7 nutrients help keep hair, nails and skin healthy

Vitamin E, C, omega-3 and zinc help increase collagen production, reduce inflammation, and support healthy hair, nails and skin.

Protein

Protein contributes to maintaining healthy skin, hair and nails. Protein deficiency can cause thin, brittle hair, weak nails and less firm skin. This substance is found in eggs, beans, meat, fish or bone broth. In some cases of deficiency, powdered protein supplements may help improve the condition.

The amount of protein needed each day depends on your weight and activity level. On average, sedentary adults need about 0.8-1 g of protein per body weight daily to maintain health. People who exercise or want to gain muscle need higher intakes.

Collagen

As the body ages, the body’s natural collagen production slows down. The skin begins to lose its plumpness, and small wrinkles easily appear. Collagen supplements support skin elasticity and moisture. This nutrient also helps hair and nails grow quickly and healthily.

Vitamin C

Vitamin C helps strengthen the immune system and is necessary for healthy skin, hair, nails, and feet. This vitamin promotes the body to produce collagen, which can fight free radicals that cause premature aging, brighten the skin from the inside, and support wound healing.

Vitamin E

Vitamin E is a powerful antioxidant that can protect the skin from oxidative damage.
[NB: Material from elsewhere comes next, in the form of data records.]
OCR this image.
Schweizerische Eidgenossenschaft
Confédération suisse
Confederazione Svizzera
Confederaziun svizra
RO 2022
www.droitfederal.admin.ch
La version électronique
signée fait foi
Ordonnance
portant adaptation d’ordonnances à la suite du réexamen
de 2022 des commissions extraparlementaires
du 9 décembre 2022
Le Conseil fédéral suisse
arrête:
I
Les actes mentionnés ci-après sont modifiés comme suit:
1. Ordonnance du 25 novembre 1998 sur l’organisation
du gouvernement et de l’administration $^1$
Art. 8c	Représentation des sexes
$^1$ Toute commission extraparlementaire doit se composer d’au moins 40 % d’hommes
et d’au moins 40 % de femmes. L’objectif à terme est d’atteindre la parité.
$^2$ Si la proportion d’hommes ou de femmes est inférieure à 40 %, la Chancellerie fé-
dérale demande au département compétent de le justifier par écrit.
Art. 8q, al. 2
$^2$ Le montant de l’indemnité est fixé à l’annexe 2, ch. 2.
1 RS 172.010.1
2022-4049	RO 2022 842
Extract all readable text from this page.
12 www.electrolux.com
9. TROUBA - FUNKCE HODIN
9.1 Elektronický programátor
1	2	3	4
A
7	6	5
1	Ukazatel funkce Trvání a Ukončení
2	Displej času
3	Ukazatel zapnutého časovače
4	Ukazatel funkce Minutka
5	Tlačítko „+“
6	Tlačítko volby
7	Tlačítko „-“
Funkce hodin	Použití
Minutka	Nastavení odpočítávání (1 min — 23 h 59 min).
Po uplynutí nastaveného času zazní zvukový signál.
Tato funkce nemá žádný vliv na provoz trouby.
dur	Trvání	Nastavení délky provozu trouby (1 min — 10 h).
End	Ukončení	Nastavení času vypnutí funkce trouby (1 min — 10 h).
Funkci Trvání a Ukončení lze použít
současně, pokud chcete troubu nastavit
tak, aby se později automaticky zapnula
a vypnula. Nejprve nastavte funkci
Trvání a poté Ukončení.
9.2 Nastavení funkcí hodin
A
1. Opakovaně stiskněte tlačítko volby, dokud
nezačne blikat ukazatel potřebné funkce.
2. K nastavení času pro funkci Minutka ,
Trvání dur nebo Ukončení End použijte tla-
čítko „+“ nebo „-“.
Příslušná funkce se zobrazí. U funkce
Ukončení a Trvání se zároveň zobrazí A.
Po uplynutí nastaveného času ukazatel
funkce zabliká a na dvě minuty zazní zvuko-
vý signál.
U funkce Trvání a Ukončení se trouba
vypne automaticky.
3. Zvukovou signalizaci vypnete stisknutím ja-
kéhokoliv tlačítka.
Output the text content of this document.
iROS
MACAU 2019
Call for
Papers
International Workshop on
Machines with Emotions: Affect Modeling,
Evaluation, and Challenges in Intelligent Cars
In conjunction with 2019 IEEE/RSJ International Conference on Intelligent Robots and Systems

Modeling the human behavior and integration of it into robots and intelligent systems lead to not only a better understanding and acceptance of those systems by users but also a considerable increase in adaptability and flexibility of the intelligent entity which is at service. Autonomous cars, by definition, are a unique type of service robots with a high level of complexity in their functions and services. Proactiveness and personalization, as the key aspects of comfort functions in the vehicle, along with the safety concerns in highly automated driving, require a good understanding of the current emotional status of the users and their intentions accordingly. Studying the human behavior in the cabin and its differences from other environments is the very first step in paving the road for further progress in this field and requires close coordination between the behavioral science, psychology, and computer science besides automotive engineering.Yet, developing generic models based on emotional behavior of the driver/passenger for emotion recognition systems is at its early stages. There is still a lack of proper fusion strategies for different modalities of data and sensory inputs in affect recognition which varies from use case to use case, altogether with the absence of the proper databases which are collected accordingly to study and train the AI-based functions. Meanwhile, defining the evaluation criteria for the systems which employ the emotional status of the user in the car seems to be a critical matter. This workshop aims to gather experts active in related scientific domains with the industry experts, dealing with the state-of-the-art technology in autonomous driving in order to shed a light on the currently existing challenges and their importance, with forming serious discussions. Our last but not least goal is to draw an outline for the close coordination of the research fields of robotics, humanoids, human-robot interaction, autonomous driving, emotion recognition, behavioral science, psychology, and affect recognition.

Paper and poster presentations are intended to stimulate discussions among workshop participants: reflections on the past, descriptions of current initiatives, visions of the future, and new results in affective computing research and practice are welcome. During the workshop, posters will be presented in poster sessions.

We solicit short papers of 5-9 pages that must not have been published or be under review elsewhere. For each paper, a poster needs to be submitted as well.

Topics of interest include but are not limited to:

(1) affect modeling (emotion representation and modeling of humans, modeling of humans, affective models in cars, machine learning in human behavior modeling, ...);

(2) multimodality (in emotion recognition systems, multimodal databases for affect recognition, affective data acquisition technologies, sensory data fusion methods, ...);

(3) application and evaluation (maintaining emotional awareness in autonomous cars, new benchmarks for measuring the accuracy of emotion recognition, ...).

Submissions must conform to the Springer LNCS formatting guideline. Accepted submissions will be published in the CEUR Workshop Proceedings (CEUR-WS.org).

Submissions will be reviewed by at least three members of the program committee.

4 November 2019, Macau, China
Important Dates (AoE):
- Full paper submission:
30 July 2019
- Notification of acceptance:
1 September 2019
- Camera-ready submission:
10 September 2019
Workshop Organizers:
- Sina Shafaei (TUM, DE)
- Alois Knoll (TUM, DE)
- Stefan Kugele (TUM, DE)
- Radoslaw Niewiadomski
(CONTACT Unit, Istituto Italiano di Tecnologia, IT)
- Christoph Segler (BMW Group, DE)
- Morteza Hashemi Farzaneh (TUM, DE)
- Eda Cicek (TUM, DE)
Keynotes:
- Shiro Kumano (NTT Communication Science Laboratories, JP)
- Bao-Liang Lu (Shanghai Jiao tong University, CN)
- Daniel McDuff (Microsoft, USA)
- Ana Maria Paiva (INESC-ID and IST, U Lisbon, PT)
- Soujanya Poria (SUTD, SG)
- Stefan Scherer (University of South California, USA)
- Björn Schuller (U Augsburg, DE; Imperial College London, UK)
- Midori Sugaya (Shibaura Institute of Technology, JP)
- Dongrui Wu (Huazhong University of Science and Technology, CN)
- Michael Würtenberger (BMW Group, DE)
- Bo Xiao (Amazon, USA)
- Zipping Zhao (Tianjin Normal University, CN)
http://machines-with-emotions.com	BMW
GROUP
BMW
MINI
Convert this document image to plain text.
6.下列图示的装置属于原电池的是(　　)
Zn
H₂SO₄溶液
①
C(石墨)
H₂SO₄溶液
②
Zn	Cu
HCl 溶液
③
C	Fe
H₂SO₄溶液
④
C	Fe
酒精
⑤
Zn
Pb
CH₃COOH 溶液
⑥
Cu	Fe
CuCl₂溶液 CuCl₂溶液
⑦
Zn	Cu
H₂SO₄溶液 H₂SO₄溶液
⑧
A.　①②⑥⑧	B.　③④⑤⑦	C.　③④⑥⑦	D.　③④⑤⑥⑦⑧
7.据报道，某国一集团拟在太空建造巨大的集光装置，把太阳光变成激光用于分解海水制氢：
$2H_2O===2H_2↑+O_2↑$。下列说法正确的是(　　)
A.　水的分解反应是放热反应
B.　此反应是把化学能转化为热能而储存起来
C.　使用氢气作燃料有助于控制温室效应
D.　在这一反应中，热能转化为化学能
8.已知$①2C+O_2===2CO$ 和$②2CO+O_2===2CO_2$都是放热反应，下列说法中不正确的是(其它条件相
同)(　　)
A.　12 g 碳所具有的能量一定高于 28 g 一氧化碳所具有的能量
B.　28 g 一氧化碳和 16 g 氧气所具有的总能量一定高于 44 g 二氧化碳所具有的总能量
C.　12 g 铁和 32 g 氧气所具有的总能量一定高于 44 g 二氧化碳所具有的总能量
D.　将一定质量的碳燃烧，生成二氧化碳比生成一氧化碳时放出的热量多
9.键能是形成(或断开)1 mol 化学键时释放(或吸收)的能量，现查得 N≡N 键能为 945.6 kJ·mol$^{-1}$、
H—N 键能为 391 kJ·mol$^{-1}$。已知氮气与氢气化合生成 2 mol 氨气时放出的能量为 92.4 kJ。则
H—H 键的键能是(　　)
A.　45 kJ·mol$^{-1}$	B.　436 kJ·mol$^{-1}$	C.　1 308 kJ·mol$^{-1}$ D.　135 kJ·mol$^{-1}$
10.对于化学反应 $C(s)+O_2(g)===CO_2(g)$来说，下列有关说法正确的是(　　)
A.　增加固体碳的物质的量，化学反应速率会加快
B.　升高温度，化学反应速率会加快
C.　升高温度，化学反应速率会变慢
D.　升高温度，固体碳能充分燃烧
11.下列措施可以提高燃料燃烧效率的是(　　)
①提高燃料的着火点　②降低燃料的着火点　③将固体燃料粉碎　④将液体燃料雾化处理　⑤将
They work well when combined with vitamin C, supporting the recovery process and moisturizing the skin.

Omega-3 fatty acids

Omega-3 fatty acids are often found in fish oil and are good for dry, flaky skin and broken hair. They help regulate oil production and reduce inflammation, thereby soothing conditions such as eczema or scalp irritation.

Zinc

This nutrient helps restore skin, control inflammation, and is useful for people who are having problems with acne or dark spots that are difficult to heal. Zinc also contributes to hair follicle health.

Iron

Iron transports nutrients and oxygen to skin and scalp cells. Iron deficiency is one of the common causes of thin skin, hair, and nails. Supplementing this nutrient is essential for women because of blood loss during the monthly menstrual cycle. Iron-rich foods include dark green leafy vegetables, nuts, and red meat.